Cezar, Julianne and Karla picked us up right after breakfast in a 4WD truck. They were all kitted out with climbing gear so I knew they would be climbing trees to inspect nests.
Cezar really knows his birds, every time we passed any bird (or mammal), he would tell Julianne what number it was in the field guide and she would point it out to me so I could see what it was in English. We saw lots of hawks, toucans and water birds and a jabiru stork nest. And lots of parrots!
Flock of Nanday Parakeets.
First we went to a nest occupied by two Hyacinths; Karla climbed up and saw no eggs so came back down. They have natural nest which are 95% in Manduvai trees. They have to compete for these nests with other birds and have lost many potential nests to deforestation so the Arara Azul people have constructed artificial nests. Their program is very successful as the macaw population was less than 1500 at one point and now there are over 6000 Hyacinths in the Pantanal!

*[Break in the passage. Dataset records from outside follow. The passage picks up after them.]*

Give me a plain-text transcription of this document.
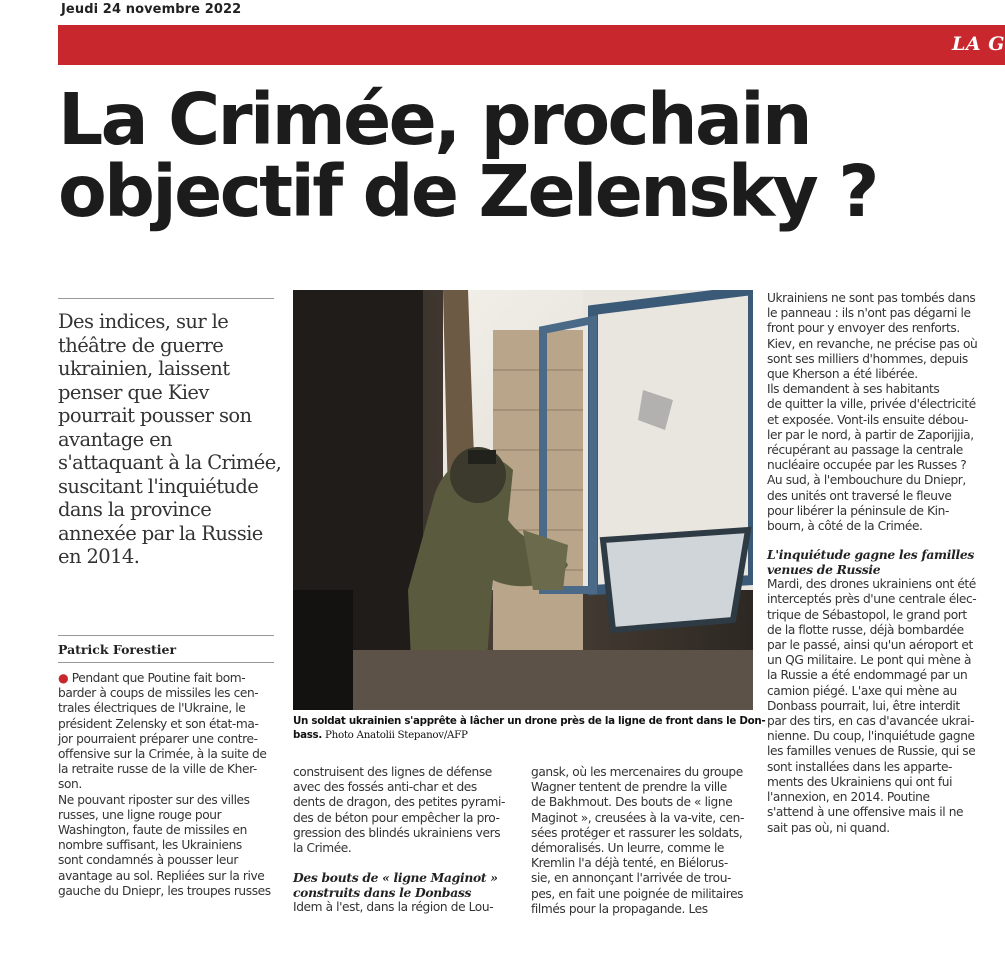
Jeudi 24 novembre 2022
LA G
La Crimée, prochain
objectif de Zelensky ?
Des indices, sur le
théâtre de guerre
ukrainien, laissent
penser que Kiev
pourrait pousser son
avantage en
s'attaquant à la Crimée,
suscitant l'inquiétude
dans la province
annexée par la Russie
en 2014.
Patrick Forestier
● Pendant que Poutine fait bom-
barder à coups de missiles les cen-
trales électriques de l'Ukraine, le
président Zelensky et son état-ma-
jor pourraient préparer une contre-
offensive sur la Crimée, à la suite de
la retraite russe de la ville de Kher-
son.
Ne pouvant riposter sur des villes
russes, une ligne rouge pour
Washington, faute de missiles en
nombre suffisant, les Ukrainiens
sont condamnés à pousser leur
avantage au sol. Repliées sur la rive
gauche du Dniepr, les troupes russes
Un soldat ukrainien s'apprête à lâcher un drone près de la ligne de front dans le Don-
bass. Photo Anatolii Stepanov/AFP
construisent des lignes de défense
avec des fossés anti-char et des
dents de dragon, des petites pyrami-
des de béton pour empêcher la pro-
gression des blindés ukrainiens vers
la Crimée.
Des bouts de « ligne Maginot »
construits dans le Donbass
Idem à l'est, dans la région de Lou-
gansk, où les mercenaires du groupe
Wagner tentent de prendre la ville
de Bakhmout. Des bouts de « ligne
Maginot », creusées à la va-vite, cen-
sées protéger et rassurer les soldats,
démoralisés. Un leurre, comme le
Kremlin l'a déjà tenté, en Biélorus-
sie, en annonçant l'arrivée de trou-
pes, en fait une poignée de militaires
filmés pour la propagande. Les
Ukrainiens ne sont pas tombés dans
le panneau : ils n'ont pas dégarni le
front pour y envoyer des renforts.
Kiev, en revanche, ne précise pas où
sont ses milliers d'hommes, depuis
que Kherson a été libérée.
Ils demandent à ses habitants
de quitter la ville, privée d'électricité
et exposée. Vont-ils ensuite débou-
ler par le nord, à partir de Zaporijjia,
récupérant au passage la centrale
nucléaire occupée par les Russes ?
Au sud, à l'embouchure du Dniepr,
des unités ont traversé le fleuve
pour libérer la péninsule de Kin-
bourn, à côté de la Crimée.
L'inquiétude gagne les familles
venues de Russie
Mardi, des drones ukrainiens ont été
interceptés près d'une centrale élec-
trique de Sébastopol, le grand port
de la flotte russe, déjà bombardée
par le passé, ainsi qu'un aéroport et
un QG militaire. Le pont qui mène à
la Russie a été endommagé par un
camion piégé. L'axe qui mène au
Donbass pourrait, lui, être interdit
par des tirs, en cas d'avancée ukrai-
nienne. Du coup, l'inquiétude gagne
les familles venues de Russie, qui se
sont installées dans les apparte-
ments des Ukrainiens qui ont fui
l'annexion, en 2014. Poutine
s'attend à une offensive mais il ne
sait pas où, ni quand.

As we drove from one nest to another, the parents would fly off angrily and squawk their heads off complaining as the team took turns climbing the tree to see if there were eggs. Sometimes we got lucky!
It was just the start of the breeding season now so many couples were preparing the nests with woodchips. Sadly some eggs the team had found before had been stolen by predators.
We saw several Blue-fronted Amazons and some Yellow-collared Macaws.
There is one pair of Greenwing Macaws who have a nest but weren’t around it so we didn’t see them. The highlight came at the end of the day when the team inspected a nest that was known to have eggs in it and found two baby Hyacinth chicks!
After the day’s work, we returned to the Arara Azul office and Julianne showed us the usual slide show they show normal tourists but we had missed because we weren’t on the normal tour.
It tells about the Hyacinth Macaw, the Project and what we can do to help. Don’t buy illegally imported birds stolen from the wild. Don’t buy products made with feathers (like this one found in a Rio hotel) from Macaws and Parrots as the birds are either killed to get the feathers or so badly injured, they die anyway.
They have a gift shop which helps support the project but unfortunately they don’t take credit cards (I wish I had known that before) so I bought just a few small things as much as I could. I really love this clay rosary with birds!
They were rehabilitating an injured Female Hyacinth they named Kris. She was rescued from certain death as a caiman (alligator) and caught her by the tail when she was either drinking or bathing in the lake. Thank God a cowboy was nearby and rescued her and brought her to the project to be rehabilitated. She had lost her tail and couldn’t fly or eat.
Now she is almost ready to be released back to the wild but she still needs to be able to crack the Acuri nuts by herself. I wanted to give her a big hug but they don’t encourage showing affection to Macaws that need to be released to the wild and they don’t want them friendly to humans. I did get to scratch her head a bit while one of the volunteers held her.
We rejoined the other tourists for dinner. They had done the usual lodge tours but they didn’t see half of what we did, I was so happy we went! After dinner there was a slide show about the Caiman resort which was very interesting.